Luxury home-builder guilty of loan and bankruptcy fraud

CINCINNATI — A federal jury found luxury home builder Bernie Kurlemann guilty Wednesday on all six counts of federal loan and bankruptcy fraud.

After nearly three weeks, a jury handed down its decision, finding Kurlemann guilty of conspiracy to defraud the U.S. government and loan and credit application violations. The jury also found Kurlemann committed bankruptcy fraud, concealment of assets and false oaths.

Kurlemann was indicted in January along with scam artist Eric Duke, luxury home builder Bryan Sanneman and former Huntington National Bank vice president Terrence J. Monahan Jr. on the mortgage scan scheme, the bankruptcy charges were filed later and attached to the case.

Warren County Chief Assistant Prosecutor Bruce McGary, who served as a special federal prosecutor on the case, said the jury began deliberations at around 2:30 p.m. Tuesday and returned the verdicts just after 4 p.m. Wednesday. Federal prosecutor Jennifer Barry said Kurlemann will be sentenced on Feb. 9 and he could face up to 75 years in prison on all the counts, but that is not likely to be the punishment.

She said the task force effort between the Ohio Attorney General, Warren County and her office helped seal the conviction.

“We had the collaborative effort of the task force to investigate this thoroughly,” she said. “The sellers think they have no risk, because the whole point for Mr. Kurlemann was to walk away from the debt on these two properties. If the scheme successful, the loan is with the person who borrowed the money. The seller is gone... The focus has never really been on how that part of the transaction is involved. But every transaction when it comes to mortgage fraud is two sided, it’s a seller and a buyer. We have shown with these kinds of schemes we have to get all parties involved.”

Kurlemann’s attorney could not be reached for comment.

Kurlemann, Duke, Sanneman and Monahan all entered pleas of not guilty but Kurlemann’s co-defendants later changed their pleas to guilty to the various loan and wire fraud charges. Two “straw buyers,” Francisca Webster and Christopher Gagnon, were charged separately and also pleaded guilty for their part in the scheme to buy three homes in Long Cove in Deerfield Twp. and one home in River’s Bend in South Lebanon.

Webster, of Cincinnati, sued Duke in Hamilton County Common Pleas Court in 2006, claiming as her friend and tax adviser, he tricked her into buying two Long Cove homes and one in River’s Bend.

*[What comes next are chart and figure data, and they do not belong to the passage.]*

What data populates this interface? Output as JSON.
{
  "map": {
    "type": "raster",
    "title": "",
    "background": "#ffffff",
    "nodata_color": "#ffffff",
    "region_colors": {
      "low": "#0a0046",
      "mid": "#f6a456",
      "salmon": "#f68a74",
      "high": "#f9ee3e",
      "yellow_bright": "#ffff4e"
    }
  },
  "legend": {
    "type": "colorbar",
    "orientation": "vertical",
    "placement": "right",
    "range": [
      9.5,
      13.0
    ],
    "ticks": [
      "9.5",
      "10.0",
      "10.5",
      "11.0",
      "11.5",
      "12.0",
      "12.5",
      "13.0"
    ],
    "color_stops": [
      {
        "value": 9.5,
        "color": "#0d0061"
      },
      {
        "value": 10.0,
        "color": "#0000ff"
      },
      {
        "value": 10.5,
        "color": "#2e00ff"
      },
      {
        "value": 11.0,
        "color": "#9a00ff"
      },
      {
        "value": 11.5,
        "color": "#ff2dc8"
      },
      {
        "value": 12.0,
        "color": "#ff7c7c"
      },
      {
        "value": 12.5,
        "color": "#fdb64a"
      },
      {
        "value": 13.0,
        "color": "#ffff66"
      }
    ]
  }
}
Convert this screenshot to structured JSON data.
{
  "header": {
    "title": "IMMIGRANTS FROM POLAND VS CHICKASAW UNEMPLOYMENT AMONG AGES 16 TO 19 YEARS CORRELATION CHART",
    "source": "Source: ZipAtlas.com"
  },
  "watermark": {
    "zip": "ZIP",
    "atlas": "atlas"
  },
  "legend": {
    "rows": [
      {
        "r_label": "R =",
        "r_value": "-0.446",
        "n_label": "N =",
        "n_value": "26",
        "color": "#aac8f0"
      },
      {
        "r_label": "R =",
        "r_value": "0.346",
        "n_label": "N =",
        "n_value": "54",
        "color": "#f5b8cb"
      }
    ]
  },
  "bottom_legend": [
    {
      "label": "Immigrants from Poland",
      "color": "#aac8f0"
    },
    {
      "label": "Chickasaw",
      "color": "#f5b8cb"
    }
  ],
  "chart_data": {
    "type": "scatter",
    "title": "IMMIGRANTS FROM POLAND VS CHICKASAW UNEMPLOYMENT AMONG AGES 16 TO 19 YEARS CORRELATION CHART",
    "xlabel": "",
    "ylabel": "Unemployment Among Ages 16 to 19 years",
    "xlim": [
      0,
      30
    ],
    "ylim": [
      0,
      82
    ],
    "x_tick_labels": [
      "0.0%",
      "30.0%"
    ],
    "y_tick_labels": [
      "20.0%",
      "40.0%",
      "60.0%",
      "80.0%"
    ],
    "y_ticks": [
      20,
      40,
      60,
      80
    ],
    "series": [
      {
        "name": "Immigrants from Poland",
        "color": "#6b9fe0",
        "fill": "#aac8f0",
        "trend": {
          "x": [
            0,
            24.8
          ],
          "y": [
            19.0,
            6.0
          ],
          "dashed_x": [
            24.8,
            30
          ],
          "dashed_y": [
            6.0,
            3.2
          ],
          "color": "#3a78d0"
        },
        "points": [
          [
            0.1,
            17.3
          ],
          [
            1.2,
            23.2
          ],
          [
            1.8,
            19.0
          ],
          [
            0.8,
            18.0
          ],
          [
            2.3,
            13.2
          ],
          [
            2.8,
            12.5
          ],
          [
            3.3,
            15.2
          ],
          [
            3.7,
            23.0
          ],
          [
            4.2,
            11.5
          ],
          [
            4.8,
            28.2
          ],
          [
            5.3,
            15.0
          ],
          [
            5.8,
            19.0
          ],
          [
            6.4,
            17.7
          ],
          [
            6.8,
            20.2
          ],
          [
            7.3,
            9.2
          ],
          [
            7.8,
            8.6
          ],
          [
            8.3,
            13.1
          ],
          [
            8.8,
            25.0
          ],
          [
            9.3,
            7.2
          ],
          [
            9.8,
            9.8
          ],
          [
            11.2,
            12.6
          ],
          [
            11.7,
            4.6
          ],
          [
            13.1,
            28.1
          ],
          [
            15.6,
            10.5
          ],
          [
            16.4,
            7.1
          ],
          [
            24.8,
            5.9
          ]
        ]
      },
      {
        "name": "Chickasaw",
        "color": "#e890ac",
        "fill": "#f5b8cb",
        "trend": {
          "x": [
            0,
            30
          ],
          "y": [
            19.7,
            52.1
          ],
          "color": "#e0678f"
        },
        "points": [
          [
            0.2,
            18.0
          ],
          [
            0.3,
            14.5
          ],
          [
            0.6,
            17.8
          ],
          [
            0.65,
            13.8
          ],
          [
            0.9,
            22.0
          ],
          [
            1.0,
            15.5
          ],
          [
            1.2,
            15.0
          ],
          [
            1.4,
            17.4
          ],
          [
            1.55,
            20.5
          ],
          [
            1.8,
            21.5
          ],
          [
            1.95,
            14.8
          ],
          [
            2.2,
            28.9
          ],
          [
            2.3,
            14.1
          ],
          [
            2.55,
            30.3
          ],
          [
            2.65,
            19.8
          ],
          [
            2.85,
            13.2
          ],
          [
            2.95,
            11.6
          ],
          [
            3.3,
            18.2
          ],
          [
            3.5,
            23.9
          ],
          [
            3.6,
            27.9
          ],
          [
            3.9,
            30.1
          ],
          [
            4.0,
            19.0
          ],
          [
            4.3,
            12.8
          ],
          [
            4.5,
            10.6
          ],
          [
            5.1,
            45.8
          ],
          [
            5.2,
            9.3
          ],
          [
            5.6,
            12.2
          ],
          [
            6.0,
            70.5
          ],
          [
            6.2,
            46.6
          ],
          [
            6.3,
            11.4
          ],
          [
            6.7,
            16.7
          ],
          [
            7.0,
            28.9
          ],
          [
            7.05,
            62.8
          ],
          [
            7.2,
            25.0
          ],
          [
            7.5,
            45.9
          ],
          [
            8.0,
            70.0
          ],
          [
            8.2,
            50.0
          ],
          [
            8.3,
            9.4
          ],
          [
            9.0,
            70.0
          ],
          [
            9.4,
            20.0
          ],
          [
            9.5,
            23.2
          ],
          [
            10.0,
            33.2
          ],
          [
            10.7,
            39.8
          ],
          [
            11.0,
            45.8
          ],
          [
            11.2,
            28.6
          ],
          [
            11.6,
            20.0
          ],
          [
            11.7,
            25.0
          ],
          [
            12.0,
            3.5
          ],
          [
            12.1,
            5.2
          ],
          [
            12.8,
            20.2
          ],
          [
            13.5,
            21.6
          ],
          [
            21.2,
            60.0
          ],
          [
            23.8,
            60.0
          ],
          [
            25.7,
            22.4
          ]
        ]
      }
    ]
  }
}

She said Duke told her she could get out of approximately $70,000 in debt if she loaned him her good credit by “buying” the houses, two of which had been Homearama show houses in Long Cove. He promised to re-sell the homes in three months, the lawsuit claimed.

Duke later sold one of the houses on a land contract, which wasn’t his to sell. Webster is still listed as the owner on the county auditor’s website.

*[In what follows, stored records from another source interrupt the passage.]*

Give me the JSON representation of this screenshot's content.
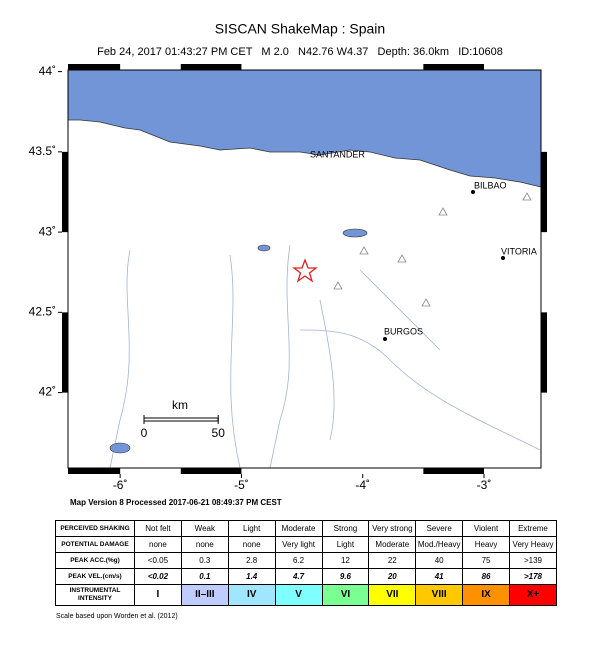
{
  "header": {
    "title": "SISCAN ShakeMap : Spain",
    "subtitle": "Feb 24, 2017 01:43:27 PM CET   M 2.0   N42.76 W4.37   Depth: 36.0km   ID:10608"
  },
  "map": {
    "lonlim": [
      -6.43,
      -2.53
    ],
    "latlim": [
      41.53,
      44.01
    ],
    "lon_ticks": [
      {
        "value": -6,
        "label": "-6˚"
      },
      {
        "value": -5,
        "label": "-5˚"
      },
      {
        "value": -4,
        "label": "-4˚"
      },
      {
        "value": -3,
        "label": "-3˚"
      }
    ],
    "lat_ticks": [
      {
        "value": 42,
        "label": "42˚"
      },
      {
        "value": 42.5,
        "label": "42.5˚"
      },
      {
        "value": 43,
        "label": "43˚"
      },
      {
        "value": 43.5,
        "label": "43.5˚"
      },
      {
        "value": 44,
        "label": "44˚"
      }
    ],
    "cities": [
      "SANTANDER",
      "BILBAO",
      "VITORIA",
      "BURGOS"
    ],
    "scale_bar": {
      "unit": "km",
      "ticks": [
        0,
        50
      ]
    },
    "version": "Map Version 8 Processed 2017-06-21 08:49:37 PM CEST"
  },
  "table": {
    "rows": [
      [
        "PERCEIVED SHAKING",
        "Not felt",
        "Weak",
        "Light",
        "Moderate",
        "Strong",
        "Very strong",
        "Severe",
        "Violent",
        "Extreme"
      ],
      [
        "POTENTIAL DAMAGE",
        "none",
        "none",
        "none",
        "Very light",
        "Light",
        "Moderate",
        "Mod./Heavy",
        "Heavy",
        "Very Heavy"
      ],
      [
        "PEAK ACC.(%g)",
        "<0.05",
        "0.3",
        "2.8",
        "6.2",
        "12",
        "22",
        "40",
        "75",
        ">139"
      ],
      [
        "PEAK VEL.(cm/s)",
        "<0.02",
        "0.1",
        "1.4",
        "4.7",
        "9.6",
        "20",
        "41",
        "86",
        ">178"
      ],
      [
        "INSTRUMENTAL INTENSITY",
        "I",
        "II–III",
        "IV",
        "V",
        "VI",
        "VII",
        "VIII",
        "IX",
        "X+"
      ]
    ],
    "intensity_colors": [
      "#ffffff",
      "#bfccff",
      "#a0e6ff",
      "#80ffff",
      "#7aff93",
      "#ffff00",
      "#ffc800",
      "#ff9100",
      "#ff0000"
    ]
  },
  "footnote": "Scale based upon Worden et al. (2012)"
}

Webster’s civil case was eventually dismissed by the court.

Gagnon bought a mansion on Emerald Isle. His loan application stated he earned $61,500 a month and put down $280,000 in earnest money that was never actually paid to Kurlemann.

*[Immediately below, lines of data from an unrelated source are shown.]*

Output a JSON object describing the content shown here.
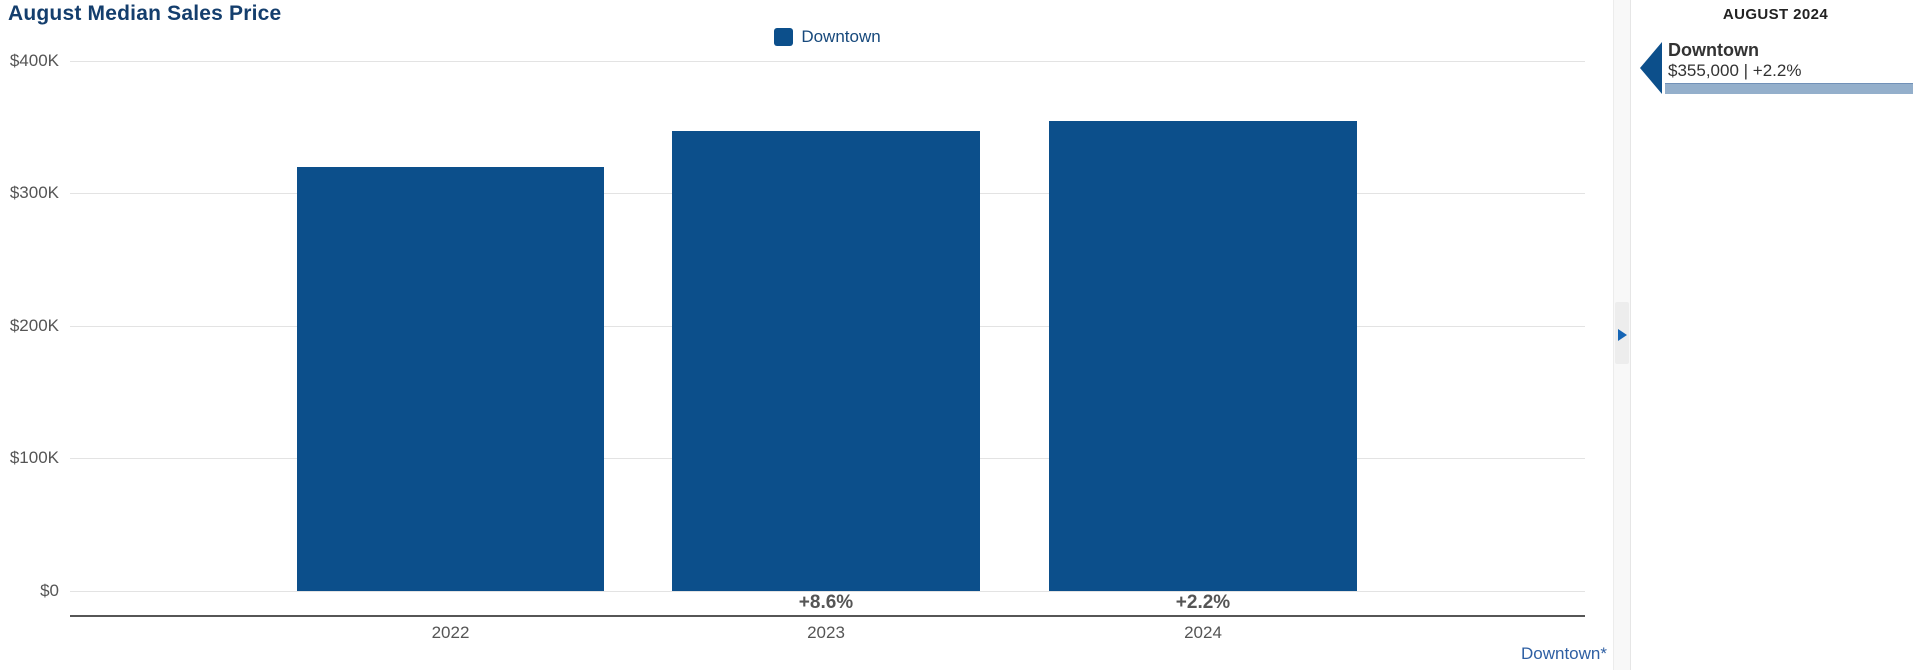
{
  "page": {
    "title": "August Median Sales Price"
  },
  "legend": {
    "items": [
      {
        "label": "Downtown",
        "color": "#0C4F8B"
      }
    ]
  },
  "chart_data": {
    "type": "bar",
    "title": "August Median Sales Price",
    "series_name": "Downtown",
    "categories": [
      "2022",
      "2023",
      "2024"
    ],
    "values": [
      320000,
      347500,
      355000
    ],
    "value_labels": [
      "$320,000",
      "$347,500",
      "$355,000"
    ],
    "pct_change_labels": [
      "",
      "+8.6%",
      "+2.2%"
    ],
    "ylim": [
      0,
      400000
    ],
    "y_ticks": [
      "$400K",
      "$300K",
      "$200K",
      "$100K",
      "$0"
    ],
    "grid": true,
    "legend_position": "top-center",
    "bar_color": "#0C4F8B"
  },
  "footnote": "Downtown*",
  "sidebar": {
    "header": "AUGUST 2024",
    "entries": [
      {
        "name": "Downtown",
        "stat": "$355,000 | +2.2%",
        "value": "$355,000",
        "pct": "+2.2%",
        "bar_color": "#94AFCB",
        "marker_color": "#0C4F8B"
      }
    ]
  },
  "colors": {
    "title": "#143E6D",
    "bar": "#0C4F8B",
    "axis_text": "#555555",
    "value_text": "#333333",
    "footnote_link": "#2E5FA3",
    "expander_arrow": "#1565B5"
  }
}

U.S. Attorney Carter Stewart said when the men were indicted that in one of the transactions Kurlemann allegedly gave the down payment to Duke to give to the “straw purchaser,” who then gave it back to Kurlemann. Sanneman also allegedly said he received down payments he didn’t.

The idea behind the scheme, according to prosecutors, was to get the $1 million-plus homes sold, then turn around and flip them for a higher price. The plan backfired when the houses didn’t sell.

The superseding grand jury indictment on the bankruptcy charges stated that Kurlemann was staring down more than $20 million in short term debt in 2006 and more than $26 million in 2007, when he allegedly agreed to participate in the scheme concocted by Duke.

The government linked the mortgage scam to Kurlemann’s bankruptcy claims. John and Connie Musuraca filed suit against Kurlemann in 2005 after they claimed he refused to fixed serious problems with their Heritage Club home in Mason. Kurlemann has always maintained he offered to fix the problems, but the couple chose the courts rather than compromise.

He ended up losing the lawsuit and was on the hook for $1.4 following a verdict in October 2007. The final judgment ended up being $1.15 million after the judge reduced the amount slightly.

The Musuraca’s attorney claimed Kurlemann broke up his company into separate entities and filed bankruptcy on one, to avoid paying the judgment. The bankruptcy indictment didn’t address this claim, but stated Kurlemann made a questionable property transfer to keep assets out of the bankruptcy.